B) Des actions politiques  néanmoins modérées

Les actions politiques des révolutionnaires sont néanmoins relativement modérées dans la mesure où ils refusent de toucher à la propriété privé. Il y aura quelques tentatives pour donner aux soviets une allure plus révolutionnaire, notamment sous l’impulsion des marins venus de Wilhelmshaven mais elles sont infructueuses car les Alsaciens Frey, Peirotes et Antonis font tout pour les contrer. Il y eut quelques frictions entre révolutionnaires allemands et patriotes français. Par exemple, dès le 12 Novembre, les soviets de soldats ont exigé que tous les drapeaux et cocardes tricolores soient retirés. Cependant, les Alsaciens francophiles se sont efforcés de noyauter les sowiets pour juguler leur ferveur révolutionnaire. Le journaliste Charles Frey a également joué un rôle important à ce mouvement en participant à la formation du sowiet Antoni. Dès le début, Jacques Peirotes veut faire contrepoids au pouvoir des sowiets en prenant en main la mairie et en provoquant la constitution de sowiets d’ouvriers. Dès le 10 novembre, d’autres Alsaciens sous la direction du juge de paix Lévy s’emparent de la présidence de la police et des commissariats de quartier. La garde civique qui est constituée à Strasbourg est à la fois une police pour le maintien de l’ordre et un contrepoids aux bande armées par le capitaine Reinartz. Dans certaines villes d’Alsace les soviets ont eu comme unique rôle le maintien de l’ordre au moment de la dissolution des pouvoirs, sans aucune autre fonction politique. C’est le cas par exemple à Neuf-Brisach ou un soviet rassemblant un mélange hétéroclite de bourgeois et d’ouvriers se constitue à la tête duquel se trouvent le curé Richert, l’entrepreneur de transport Ferrary et le médecin Otto Kiessel.

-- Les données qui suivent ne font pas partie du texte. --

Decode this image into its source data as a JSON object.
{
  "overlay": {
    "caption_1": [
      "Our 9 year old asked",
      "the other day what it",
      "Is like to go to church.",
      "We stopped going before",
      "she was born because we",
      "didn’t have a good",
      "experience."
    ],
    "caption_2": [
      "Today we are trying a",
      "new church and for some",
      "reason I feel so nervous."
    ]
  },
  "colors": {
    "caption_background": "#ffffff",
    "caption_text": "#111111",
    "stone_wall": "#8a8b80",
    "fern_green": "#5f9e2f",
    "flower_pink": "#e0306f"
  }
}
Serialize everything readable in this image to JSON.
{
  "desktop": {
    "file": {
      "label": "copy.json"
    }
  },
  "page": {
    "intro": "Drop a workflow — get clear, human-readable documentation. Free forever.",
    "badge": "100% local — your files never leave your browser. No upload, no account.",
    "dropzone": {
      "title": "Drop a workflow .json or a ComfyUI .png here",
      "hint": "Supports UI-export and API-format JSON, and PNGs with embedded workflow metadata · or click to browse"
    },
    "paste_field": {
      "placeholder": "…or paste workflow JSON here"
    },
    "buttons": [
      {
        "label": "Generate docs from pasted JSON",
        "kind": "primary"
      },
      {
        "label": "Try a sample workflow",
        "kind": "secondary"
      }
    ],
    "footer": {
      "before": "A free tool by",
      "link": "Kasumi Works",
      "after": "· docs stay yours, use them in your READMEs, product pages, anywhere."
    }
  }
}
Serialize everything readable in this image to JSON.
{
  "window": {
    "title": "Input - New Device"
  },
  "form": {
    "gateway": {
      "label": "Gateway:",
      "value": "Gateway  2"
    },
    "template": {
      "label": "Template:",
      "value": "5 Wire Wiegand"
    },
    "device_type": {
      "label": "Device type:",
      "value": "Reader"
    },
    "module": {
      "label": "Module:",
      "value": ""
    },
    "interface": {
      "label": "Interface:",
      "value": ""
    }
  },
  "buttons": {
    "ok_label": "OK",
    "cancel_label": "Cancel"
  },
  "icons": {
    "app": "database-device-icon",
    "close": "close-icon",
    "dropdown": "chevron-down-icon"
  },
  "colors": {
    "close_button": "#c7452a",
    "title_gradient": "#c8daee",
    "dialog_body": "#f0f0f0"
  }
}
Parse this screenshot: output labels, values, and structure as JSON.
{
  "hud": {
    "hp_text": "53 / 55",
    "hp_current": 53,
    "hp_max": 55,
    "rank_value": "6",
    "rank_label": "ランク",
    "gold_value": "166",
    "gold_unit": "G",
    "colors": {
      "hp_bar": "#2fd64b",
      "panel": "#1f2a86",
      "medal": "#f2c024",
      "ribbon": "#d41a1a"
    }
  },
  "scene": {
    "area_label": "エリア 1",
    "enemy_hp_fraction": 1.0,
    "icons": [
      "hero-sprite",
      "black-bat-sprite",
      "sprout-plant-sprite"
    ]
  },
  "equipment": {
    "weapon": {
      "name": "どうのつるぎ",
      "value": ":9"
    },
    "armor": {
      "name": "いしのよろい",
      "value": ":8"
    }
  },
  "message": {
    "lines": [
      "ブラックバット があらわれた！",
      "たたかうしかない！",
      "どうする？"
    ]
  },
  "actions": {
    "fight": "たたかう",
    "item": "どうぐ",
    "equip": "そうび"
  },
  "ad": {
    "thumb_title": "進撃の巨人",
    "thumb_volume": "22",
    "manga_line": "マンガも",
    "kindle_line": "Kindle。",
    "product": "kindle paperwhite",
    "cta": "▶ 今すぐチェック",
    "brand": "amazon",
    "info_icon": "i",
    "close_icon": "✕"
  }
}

Du côté des journaux pro-révolutionnaire, la modération est aussi de mise. La Freie Presse, organe officiel des soviets à Strasbourg adopte une vision réformiste en n’hésitant pas à critiquer l’attitude des Spartakistes. Le journal note le 11 novembre que le Conseil municipal et les soviets doivent travailler main dans la main. Le 13 Novembre La Frei Presse fait remarquer que «  pour soutenir dans une large mesure les soviets de soldats dans leur effort pour veiller au calme et à l’ordre, il est nécessaire que le pouvoir civil soit également soutenu par des milieux politiques qui fassent autorité ». Ces citations indiquent clairement les limites du rôle politique des soviets.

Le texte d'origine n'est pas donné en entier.